As I’ve worked to develop my thoughts on SAL.É/KID.KAR in RS 8.208, I’ve gone down a several dead end roads. One of those roads was a search for a context where Ugaritic plṭ might meaningfully be taken to be a title of a skilled professional rather than a personal name. Remember the great polyglot vocabulary text from Ugarit associates KAR with Ugaritic pu-la-ṭu. My first, out of context, look at line 7 of KTU 4.374 seemed to be encouraging. It reads śģr . plṭ. Out of context this could be “the assistant of Paliṭu” or “the assistant of a/the pullatu” You may quibble with my vocalizations if you want. I wasn’t thinking of the etymology of the name or title. That’s a different and interesting road to go down. Just not the one I was traveling at the time.

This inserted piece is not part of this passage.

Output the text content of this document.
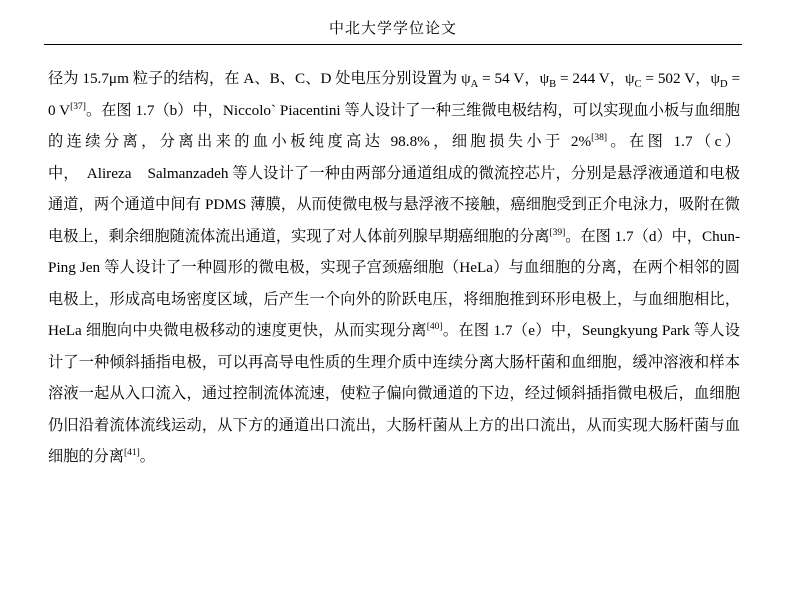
中北大学学位论文

径为 15.7μm 粒子的结构，在 A、B、C、D 处电压分别设置为 $\psi_A = 54$ V，$\psi_B = 244$ V，$\psi_C = 502$ V，$\psi_D = 0$ V[37]。在图 1.7（b）中，Niccolo` Piacentini 等人设计了一种三维微电极结构，可以实现血小板与血细胞的连续分离，分离出来的血小板纯度高达 98.8%，细胞损失小于 2%[38]。在图 1.7（c）中，  Alireza    Salmanzadeh 等人设计了一种由两部分通道组成的微流控芯片，分别是悬浮液通道和电极通道，两个通道中间有 PDMS 薄膜，从而使微电极与悬浮液不接触，癌细胞受到正介电泳力，吸附在微电极上，剩余细胞随流体流出通道，实现了对人体前列腺早期癌细胞的分离[39]。在图 1.7（d）中，Chun-Ping Jen 等人设计了一种圆形的微电极，实现子宫颈癌细胞（HeLa）与血细胞的分离，在两个相邻的圆电极上，形成高电场密度区域，后产生一个向外的阶跃电压，将细胞推到环形电极上，与血细胞相比，HeLa 细胞向中央微电极移动的速度更快，从而实现分离[40]。在图 1.7（e）中，Seungkyung Park 等人设计了一种倾斜插指电极，可以再高导电性质的生理介质中连续分离大肠杆菌和血细胞，缓冲溶液和样本溶液一起从入口流入，通过控制流体流速，使粒子偏向微通道的下边，经过倾斜插指微电极后，血细胞仍旧沿着流体流线运动，从下方的通道出口流出，大肠杆菌从上方的出口流出，从而实现大肠杆菌与血细胞的分离[41]。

In context only “the assistant of Paliṭu” holds. Here’s the text:
rcym . dt . bd . iytlm
ḫyrn . w . śģrh
śģr . bn . prsn
agpṯ . w . śģrh
mztn . w . śģrh
śģr . plṭ
sdrn . w . ṯn . śģrh
t[ ]n[ ] . w . śģrh
10. h/i[. . .]n . w . śģrh
śģr . ḫmyn
śģr . bn dll
rt(?)xxx . w
15. r śģrh
I translate the first line, “Herdsmen managed by (who are in the hand of) Iytalamu.” This is followed by a list of personal identifiers. Each line of this list has one of three forms:
- a simple proper name (l. 5);
- a proper name and unnamed assistant (“PN and his assistant”; ll. 2, 4, 6, 8, 9, 10, 14-15(?));
- a designation of someone’s assistant (“the assistant of PN” or in two cases “the assistant of PN1 son of PN2”; ll. 3, 7, 11, 12, 13)
I like these administrative texts; they often have their own little surprises. What is that large r doing at the beginning of line 15? But as you see, in context, plṭ in line 7 can only be a personal name.
So it is with 99% of research. Mere ideas vanish down dead end roads. Bad ideas vanish in the when there’s no road at all. Or so they should.